Victor Chklovsky, qui zigzague avec la plus grande aisance du formalisme verbal aux évaluations les plus subjectives, adopte en même temps l'attitude la plus intransigeante envers la définition et l'étude de l'art fondées sur le matérialisme historique. Dans un opuscule qu'il a publié à Berlin sous le titre La Marche du Cavalier, il formule dans l'espace de trois petites pages – la brièveté est le mérite principal, et en tout cas indiscutable, de Chklovsky – cinq arguments exhaustifs (ni quatre, ni six, mais cinq) contre la conception matérialiste de l'art. Nous passerons en revue ces arguments, car il est fort utile de voir et de montrer quelles vétilles sont présentées comme le dernier mot de la pensée scientifique (avec la plus grande variété de références scientifiques sur ces mêmes trois pages microscopiques).

" Si le milieu et les rapports de production influençaient l'art, écrit Chklovsky, est-ce que les thèmes artistiques ne seraient pas attachés au lieu où ils correspondent à ces rapports ? Or en fait, les thèmes n'ont ni feu ni lieu." Bien, mais les papillons ? Selon Darwin, ils " correspondent " eux aussi à des rapports déterminés, et cependant, ils volent de place en place tout aussi bien que n'importe quel écrivain libre de ses mouvements.
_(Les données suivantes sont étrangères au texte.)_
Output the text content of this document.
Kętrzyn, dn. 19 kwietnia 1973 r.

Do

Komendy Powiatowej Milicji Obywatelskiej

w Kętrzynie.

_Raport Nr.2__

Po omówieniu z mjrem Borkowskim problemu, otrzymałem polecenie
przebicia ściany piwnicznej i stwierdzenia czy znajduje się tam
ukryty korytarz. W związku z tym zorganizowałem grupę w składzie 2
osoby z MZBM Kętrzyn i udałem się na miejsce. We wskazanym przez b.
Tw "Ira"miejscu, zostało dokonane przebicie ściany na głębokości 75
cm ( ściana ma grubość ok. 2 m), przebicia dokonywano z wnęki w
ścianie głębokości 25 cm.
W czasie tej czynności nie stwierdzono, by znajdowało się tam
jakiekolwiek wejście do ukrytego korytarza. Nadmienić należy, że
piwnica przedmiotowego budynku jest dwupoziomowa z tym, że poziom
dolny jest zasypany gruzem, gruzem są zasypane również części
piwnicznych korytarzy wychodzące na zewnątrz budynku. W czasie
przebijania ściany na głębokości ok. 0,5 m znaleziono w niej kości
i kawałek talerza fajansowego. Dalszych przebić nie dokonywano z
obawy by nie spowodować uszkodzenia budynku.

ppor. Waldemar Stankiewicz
Pourquoi le marxisme, et lui précisément, doit-il condamner les thèmes artistiques à l'esclavage, on a du mal à le comprendre. Le fait que les peuples les plus divers, et les diverses classes d'un même peuple, utilisent les mêmes thèmes montre simplement que l'imagination humaine est limitée et que l'homme, dans toutes ses créations, y compris la création artistique, tend à économiser ses forces. Chaque classe essaie d'utiliser, dans la plus grande mesure possible, l'héritage matériel et spirituel d'une autre classe. L'argument de Chklovsky pourrait être aisément transféré au domaine de la technique même de la production. Depuis les temps antiques, le véhicule a été basé sur un seul et même thème des essieux, des roues, un châssis. Le char du patricien romain, cependant, était aussi bien adapté à ses goûts et à ses besoins que le carrosse du comte Orlov, avec son confort intérieur, l'était au goût du favori de Catherine. Le chariot du paysan russe est adapté aux nécessités de son activité économique, à la force de son petit cheval et aux particularités des routes de campagne. L'automobile, qui est incontestablement un produit de la technique nouvelle, présente néanmoins le même " thème " : quatre roues montées sur deux essieux. Et pourtant, chaque fois que la nuit, sur une route de Russie, un cheval de paysan fait un écart, effrayé par les phares aveuglants d'une automobile, cet épisode reflète le conflit de deux cultures.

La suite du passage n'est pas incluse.